I got some sticks together and made a fire and put the billy on. The country looked wretched—like the ghost of a burnt-out land—in the moonlight. The banks of the creek were like ashes, the thin, gnarled gum-bush seemed dry-rotting fast, and in many places the surface of the ground was cracked in squares where it had shrunk in the drought. In the bed of the creek was a narrow gutter of water that looked like bad milk.

Mitchell sat on his swag, with his pint of tea on the ground by his foot, and chewed his pipe.

“What's up, Jack?” I asked. “Have you got the blues?”

“Well, yes, Harry,” he said. “I'm generally dull the first day on the track. The first day is generally the worst, anywhere or anytime—except, perhaps, when you're married.... I got—well, I got thinking of the time when a woman's word could have hurt me.”

Just then one of the “travellers” who were camped a bit up the creek suddenly commenced to sing. It was a song called “The Shearer's Dream,” and I suppose the buggy of girls, or the conversation they started, reminded him of it. He started his verses and most of his lines with a howl; and there were unexpected howls all through the song, and it wailed off, just as unexpectedly, in places where there was no pathos that I could see:

Oh, I dreamt I shore in a shearer's shed, and it was a dream of joy,
For every one of the rouseabouts was a girl dressed up as a boy—
Dressed up like a page in a pantomime, and the prettiest ever seen—
They had flaxen hair, they had coal-black hair—and every shade between.

“Every” with sudden and great energy, a long drop on to “shade,” and a wail of intense sadness and regret running on into “between,” the dirge reaching its wailsomest in the “tween” in every case.

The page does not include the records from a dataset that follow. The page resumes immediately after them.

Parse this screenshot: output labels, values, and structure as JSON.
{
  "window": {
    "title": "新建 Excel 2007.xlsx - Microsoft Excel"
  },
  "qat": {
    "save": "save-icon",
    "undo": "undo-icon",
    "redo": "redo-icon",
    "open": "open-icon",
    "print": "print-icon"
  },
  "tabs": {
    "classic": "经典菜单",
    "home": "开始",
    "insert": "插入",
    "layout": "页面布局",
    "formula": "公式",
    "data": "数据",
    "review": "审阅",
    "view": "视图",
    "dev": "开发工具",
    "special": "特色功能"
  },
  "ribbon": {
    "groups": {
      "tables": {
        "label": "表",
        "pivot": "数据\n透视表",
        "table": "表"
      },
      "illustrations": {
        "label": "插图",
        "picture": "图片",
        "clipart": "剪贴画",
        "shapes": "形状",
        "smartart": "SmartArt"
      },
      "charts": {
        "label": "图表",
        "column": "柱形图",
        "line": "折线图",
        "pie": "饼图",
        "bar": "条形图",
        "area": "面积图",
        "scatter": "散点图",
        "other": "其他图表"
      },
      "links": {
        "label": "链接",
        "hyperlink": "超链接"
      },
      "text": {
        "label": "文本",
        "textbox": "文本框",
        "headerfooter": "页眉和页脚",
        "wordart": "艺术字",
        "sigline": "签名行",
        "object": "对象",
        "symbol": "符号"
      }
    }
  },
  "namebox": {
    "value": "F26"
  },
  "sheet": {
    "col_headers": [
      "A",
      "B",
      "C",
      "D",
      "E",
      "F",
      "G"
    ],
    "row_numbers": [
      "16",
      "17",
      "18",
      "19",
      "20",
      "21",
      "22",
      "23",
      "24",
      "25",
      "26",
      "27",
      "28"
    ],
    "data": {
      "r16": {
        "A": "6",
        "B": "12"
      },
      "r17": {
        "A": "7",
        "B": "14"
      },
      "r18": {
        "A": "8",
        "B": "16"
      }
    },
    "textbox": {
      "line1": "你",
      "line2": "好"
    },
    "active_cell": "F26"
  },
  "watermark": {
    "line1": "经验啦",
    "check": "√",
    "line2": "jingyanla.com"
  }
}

The shed was cooled by electric fans that was over every “shoot”;
The pens was of polished ma-ho-gany, and ev'rything else to suit;
The huts was fixed with spring-mattresses, and the tucker was
simply grand,
And every night by the biller-bong we darnced to a German band.

Chorus, boys!”
There was short, plump girls, there was tall, slim girls,
and the handsomest ever seen
They was four-foot-five, they was six-foot high, and hevery size
between.
Our pay was the wool on the jumbucks' backs, so we shore till all
was blue
The sheep was washed afore they was shore (and the rams was scented
too);
And we all of us cried when the shed cut out, in spite of the
long, hot days,
For hevery hour them girls waltzed in with whisky and beer on
tr-a-a-a-ys!

Chorus! you ——!”

They had kind grey eyes, they had coal-black eyes, and the
grandest ever seen
They had plump pink hands, they had slim white hands, and hevery
shape be-tw-e-e-n.
There was three of them girls to every chap, and as jealous as they
could be—

“Ow! you ——”

The singer's voice or memory seemed suddenly to have failed him at this point, but whether his mates hit him on the back of the head with a tomahawk, or only choked him, I do not know. Mitchell was inclined to think, from the sound of it, that they choked him.